Digging into the text a bit, we find that the average length of the DNA the authors were able to read was about 100 bases, which they note is far shorter than the ~750 bases standard in Sanger sequencing.  The article also notes that prepping the DNA samples required 10 person-hours; 4 hours for fragmenting genomic DNA into bite-sized pieces and generation library from those pieces, and 6 hours to put that DNA on beads and then put the beads on the sequencing chip.

So, that's roughly 14 hours from start to getting sequence data, which puts the productivity number at about 10 million bases per person per day.  This is better than running a couple of capillary-based instruments, it's true, but there is still an enormous amount of skilled labor in that 10 hours of sample preparation.  If you have look at the supplementary information, documents s1 and s3 in particular, the processing is by no means trivial.  Actually, the enzymatic rigmarole is quite impressive.  But I wouldn't want to do it myself.  Looking ahead, I don't see any reason it can't be automated.  Given time, patience, and some effort at the microfluidics, the whole process should require only minimal human attention.  That will definitely make an impact on productivity.  No doubt 454 is planning for this eventuality.  The upshot is that this paper puts a point, more-or-less, right on my previously published curves.  It is consistent with progress made with previous technologies, but is actually a bit slower than the estimate Mostafa Ronaghi gave me in 2003.  That's life.

Here's a bit more info.  The New York Times is reporting that;

Jonathan Rothberg, board chairman of 454 Life Sciences, said the company was already able to decode DNA 400 units at a time in test machines. It was working toward sequencing a human genome for $100,000, and if costs could be further reduced to $20,000 the sequencing of individual genomes would be medically worthwhile, Dr. Rothberg said.

We'll see.  We are still a long way from the Thousand Dollar Genome, and this paper appears to be keeping the pace.  All in all, it looks promising, though I wince at the current $500,000 instrument cost.  I don't have enough information at hand to make my own estimates of per base sequencing cost, and I haven't had a chance to contact anyone at the company to suss out the productivity issues better.  I'll update this if and when such conversations take place.

UPDATE (5 Aug 05):  The $500,000 per instrument cost comes from the NYT article:

The Joint Genome Institute, a federal genome sequencing center in Walnut Creek, Calif., has ordered one of 454's $500,000 sequencing machines but has not yet installed it.
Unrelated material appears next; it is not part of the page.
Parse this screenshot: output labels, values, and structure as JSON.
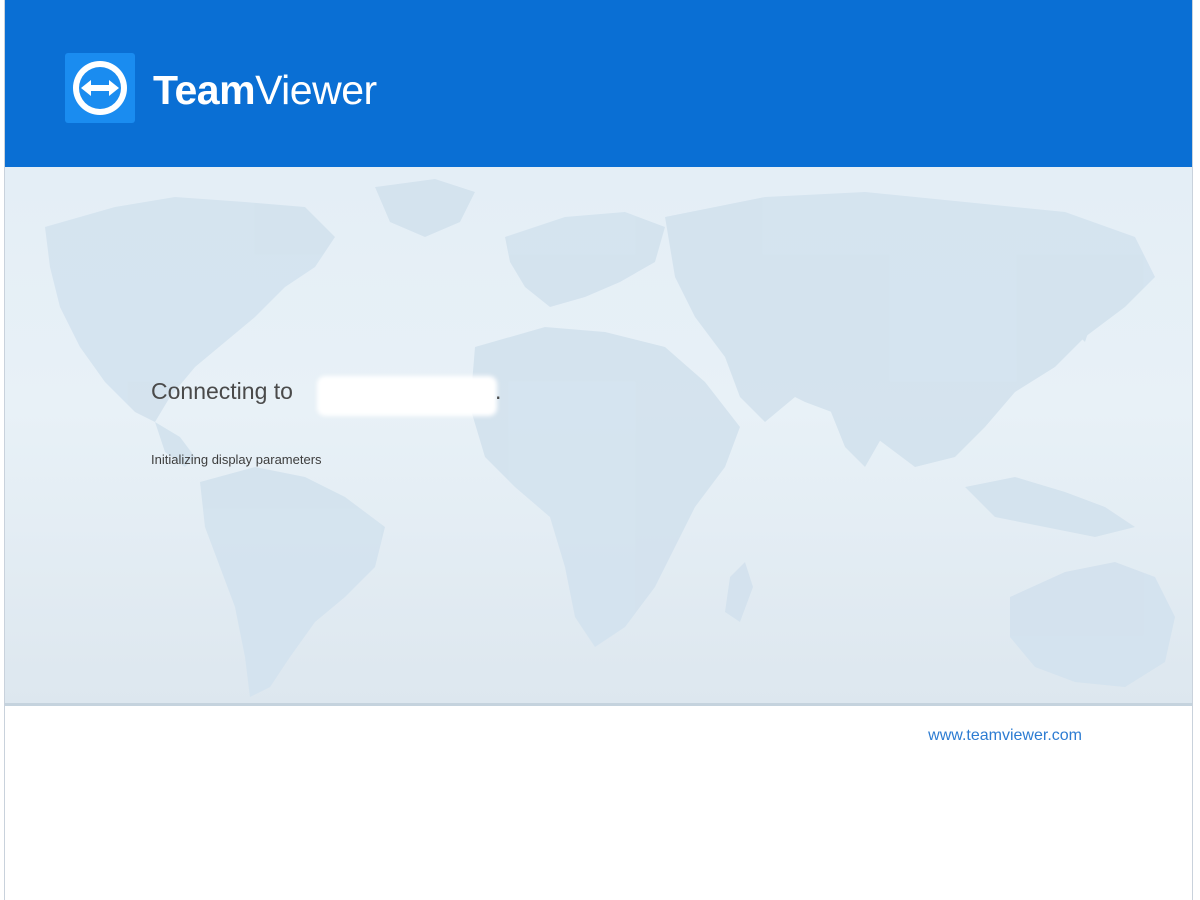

Paul Richardson, the institute's head of technology development, said the new approach "looks very, very promising" and could reduce sequencing costs fourfold.

The machine's limitation is that at present it can only read DNA fragments 100 units or so in length, compared with the 800-unit read length now attained by the Sanger-based machines. The shorter read length makes it harder to reassemble all the fragments into a complete genome, Dr. Richardson said, so although microbial genomes can be assembled with the new method, mammalian genomes may be beyond its reach at present.

Dr. Fraser, director of the Institute for Genomic Research in Rockville, Md., also said that the new machine's short read lengths "limit its overall utility at this point."